Long lines formed around vaccination sites.
Protests against masking and vaccinations also attracted crowds.
The worldwide death toll from COVID passed 3 million. The US death rate surpassed 570,000.
Many nations have restricted, if not eliminated, cross border travel. The US advises against travel to 80% of nations world wide.
The US borders with Canada and Mexico have been closed to all but the most essential travel.
Our border with Canada has been closed for over a year – the longest border closure with Canada in US history.
Cruise lines are also on hold, in most cases, for another year.
Under normal conditions, the Port of Seattle is host to over 200 ship calls annually, involving over a million passengers – most of whom stay over and spend money in the city. This adds up to almost $900 million and supports about 5,500 jobs. And that’s just Seattle.
Alaska, the intended goal of many of Seattle’s cruise lines, is suffering. Alaska had 2.2 million visitors in 2019. More than half were by ship. Thanks to the decline in travel, Alaska reported over 22,000 lost jobs.
In what could only be described as the mayfly version of a global news story, the soccer world was shaken by the story of a coalition of the best teams forming their own Super League. Within 48 hours the story came and went from proclamation to denial to total collapse. If you missed this story, you can check out the details here – https://www.sbnation.com/soccer/2021/4/21/22394919/super-league-soccer-fall-explained-juventus-manchester-city
In National Politics
President Biden addressed Congress in a COVID socially distanced, masked, sparsely attended event. No special guests and only one member of the Supreme Court were on site.
“Madam Vice President” were among the historic words spoken that evening.
Earlier in the month, the House of Representatives voted (along party lines) to grant statehood to Washington, D.C.
The potential new state, though far smaller geographically than Rhode Island, has a greater population than Vermont or Wyoming.
I wonder what the name will be. Washington is, ahem, already taken.
The change requires (unlikely) Senate approval.
In Washington State News
Washington’s State Legislature passed a two-year $59 billion budget that invests in child care and the state’s public health system. They also approved new police accountability bills, made major changes to the state’s tax code and responded to a recent court ruling that legalized drug possession.

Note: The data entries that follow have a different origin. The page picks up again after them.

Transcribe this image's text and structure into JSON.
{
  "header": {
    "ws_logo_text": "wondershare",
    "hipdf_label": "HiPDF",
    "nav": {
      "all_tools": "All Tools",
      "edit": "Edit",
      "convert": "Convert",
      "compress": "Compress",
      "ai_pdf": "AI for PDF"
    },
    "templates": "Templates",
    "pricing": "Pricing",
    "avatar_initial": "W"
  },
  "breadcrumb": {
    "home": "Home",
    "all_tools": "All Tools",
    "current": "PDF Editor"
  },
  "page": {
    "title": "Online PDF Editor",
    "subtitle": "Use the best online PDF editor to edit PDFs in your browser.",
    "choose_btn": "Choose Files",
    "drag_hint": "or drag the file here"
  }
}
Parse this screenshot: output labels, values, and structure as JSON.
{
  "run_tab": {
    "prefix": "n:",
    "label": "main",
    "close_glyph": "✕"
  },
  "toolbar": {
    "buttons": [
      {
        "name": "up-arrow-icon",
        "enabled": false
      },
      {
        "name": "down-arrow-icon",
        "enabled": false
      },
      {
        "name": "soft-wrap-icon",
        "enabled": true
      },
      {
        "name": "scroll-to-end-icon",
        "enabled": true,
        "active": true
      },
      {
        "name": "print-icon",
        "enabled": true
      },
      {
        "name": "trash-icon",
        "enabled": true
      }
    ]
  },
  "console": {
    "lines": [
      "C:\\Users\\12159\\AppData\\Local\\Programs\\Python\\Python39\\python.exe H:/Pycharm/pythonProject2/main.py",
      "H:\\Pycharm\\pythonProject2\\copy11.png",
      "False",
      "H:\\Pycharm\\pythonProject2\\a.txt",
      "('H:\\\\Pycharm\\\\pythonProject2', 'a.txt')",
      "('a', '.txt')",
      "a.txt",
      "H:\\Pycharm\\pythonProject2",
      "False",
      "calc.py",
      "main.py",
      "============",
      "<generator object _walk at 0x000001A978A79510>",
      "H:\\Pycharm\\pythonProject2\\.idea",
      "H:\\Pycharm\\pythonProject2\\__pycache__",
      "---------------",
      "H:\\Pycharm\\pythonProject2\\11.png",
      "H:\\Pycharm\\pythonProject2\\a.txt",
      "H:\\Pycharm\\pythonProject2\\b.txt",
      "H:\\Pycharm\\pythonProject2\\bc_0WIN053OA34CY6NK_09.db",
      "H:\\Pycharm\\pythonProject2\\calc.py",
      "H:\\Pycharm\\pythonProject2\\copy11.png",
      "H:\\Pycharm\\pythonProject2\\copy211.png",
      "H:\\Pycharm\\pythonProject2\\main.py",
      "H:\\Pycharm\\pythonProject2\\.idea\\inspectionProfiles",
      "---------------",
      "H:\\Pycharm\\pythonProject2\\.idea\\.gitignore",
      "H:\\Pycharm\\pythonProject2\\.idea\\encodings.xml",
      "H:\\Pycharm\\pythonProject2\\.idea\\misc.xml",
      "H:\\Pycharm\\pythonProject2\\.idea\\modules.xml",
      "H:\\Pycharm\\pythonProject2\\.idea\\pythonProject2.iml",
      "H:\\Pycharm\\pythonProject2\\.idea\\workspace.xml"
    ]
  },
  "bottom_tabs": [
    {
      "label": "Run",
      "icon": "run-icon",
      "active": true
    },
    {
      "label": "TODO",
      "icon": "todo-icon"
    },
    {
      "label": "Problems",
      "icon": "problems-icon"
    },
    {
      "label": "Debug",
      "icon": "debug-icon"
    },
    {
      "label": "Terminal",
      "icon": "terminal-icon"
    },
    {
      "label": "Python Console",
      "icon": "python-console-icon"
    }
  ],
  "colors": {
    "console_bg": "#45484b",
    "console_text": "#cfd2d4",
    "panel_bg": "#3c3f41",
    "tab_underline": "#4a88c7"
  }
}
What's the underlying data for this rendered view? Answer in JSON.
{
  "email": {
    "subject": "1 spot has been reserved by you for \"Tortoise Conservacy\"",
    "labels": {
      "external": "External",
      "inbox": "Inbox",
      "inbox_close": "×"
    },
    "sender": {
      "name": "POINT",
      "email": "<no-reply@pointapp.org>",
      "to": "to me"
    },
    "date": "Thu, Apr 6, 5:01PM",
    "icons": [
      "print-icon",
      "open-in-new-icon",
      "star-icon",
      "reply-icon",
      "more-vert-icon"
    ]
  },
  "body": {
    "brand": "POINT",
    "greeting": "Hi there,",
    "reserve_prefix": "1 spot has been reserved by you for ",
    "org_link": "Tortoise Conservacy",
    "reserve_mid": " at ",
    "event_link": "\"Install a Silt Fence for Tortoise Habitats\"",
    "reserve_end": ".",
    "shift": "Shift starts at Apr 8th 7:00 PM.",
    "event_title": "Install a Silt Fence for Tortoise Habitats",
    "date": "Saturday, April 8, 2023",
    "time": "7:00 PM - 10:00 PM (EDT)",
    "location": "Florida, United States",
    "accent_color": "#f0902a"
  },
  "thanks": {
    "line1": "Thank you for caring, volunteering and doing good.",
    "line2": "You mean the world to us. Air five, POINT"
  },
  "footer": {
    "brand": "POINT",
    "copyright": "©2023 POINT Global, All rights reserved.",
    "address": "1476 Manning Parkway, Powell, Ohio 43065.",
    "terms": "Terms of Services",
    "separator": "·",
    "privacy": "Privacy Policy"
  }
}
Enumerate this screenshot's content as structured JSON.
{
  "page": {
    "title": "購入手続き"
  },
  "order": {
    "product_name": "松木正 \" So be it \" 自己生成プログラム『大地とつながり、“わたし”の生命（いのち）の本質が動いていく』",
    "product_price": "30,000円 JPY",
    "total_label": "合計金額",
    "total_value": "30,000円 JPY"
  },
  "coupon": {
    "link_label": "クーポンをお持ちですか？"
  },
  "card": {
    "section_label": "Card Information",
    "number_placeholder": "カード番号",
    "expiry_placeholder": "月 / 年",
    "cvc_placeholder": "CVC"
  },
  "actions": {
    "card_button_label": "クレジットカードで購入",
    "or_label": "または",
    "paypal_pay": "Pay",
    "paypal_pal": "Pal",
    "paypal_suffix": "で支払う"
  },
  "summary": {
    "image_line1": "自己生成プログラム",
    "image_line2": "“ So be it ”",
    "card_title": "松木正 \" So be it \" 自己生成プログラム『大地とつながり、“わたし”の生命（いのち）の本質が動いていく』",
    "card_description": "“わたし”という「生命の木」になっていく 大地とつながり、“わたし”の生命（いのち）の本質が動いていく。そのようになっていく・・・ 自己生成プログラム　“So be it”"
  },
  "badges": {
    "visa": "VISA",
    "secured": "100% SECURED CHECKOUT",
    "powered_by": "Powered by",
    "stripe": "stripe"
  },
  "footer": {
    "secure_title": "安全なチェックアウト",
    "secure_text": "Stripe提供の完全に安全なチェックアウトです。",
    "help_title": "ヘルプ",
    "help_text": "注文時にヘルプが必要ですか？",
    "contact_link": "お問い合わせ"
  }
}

They also passed a 7% tax on capital gains that exceed $250,000 per year. Profits from selling real estate and cashing out retirement accounts are exempt.
As each year seems to give us a longer and more severe fire season, $125 million was dedicated over the next two years toward fire response and prevention.
You can track the progress of these, and other bills here – https://crosscut.com/politics/2021/03/bills-were-tracking-2021-washington-state-legislature.
And in Gardening news
Home gardeners across the United Kingdom were horrified to learn that the blockage of the Suez Canal has led to a severe shortage (no pun intended) of garden gnomes. https://www.bbc.co.uk/news/uk-england-gloucestershire-56748561?. A related limited supply of similar garden furniture is expected as well.
Meanwhile, on Mars….
With all the news and distractions on our own terrestrial ball, many of us barely registered an event that is truly historic; the first flight of an earth-created vehicle on another planet. You can see the details direct from NASA here – https://www.nasa.gov/press-release/nasa-s-ingenuity-mars-helicopter-succeeds-in-historic-first-flight.
From the NASA website: “NASA’s Ingenuity Mars Helicopter became the first aircraft in history to make a powered, controlled flight on another planet”.
Everything about the short flights of Ingenuity is a tribute to human determination, creativity and problem-solving.
If we can operate a vehicle on another planet, certainly we should be able solve our problems here on earth.
And, in Tacoma
In what would have to be an ultimate Tacoma story, on an otherwise normal Sunday afternoon at Tacoma’s Target store, a woman speeding through the parking lot went up on the sidewalk and knocked one of the large concrete balls off its base into a crowd, injuring a woman and damaging a pillar at the store’s entrance. The driver admitted to using meth before the incident.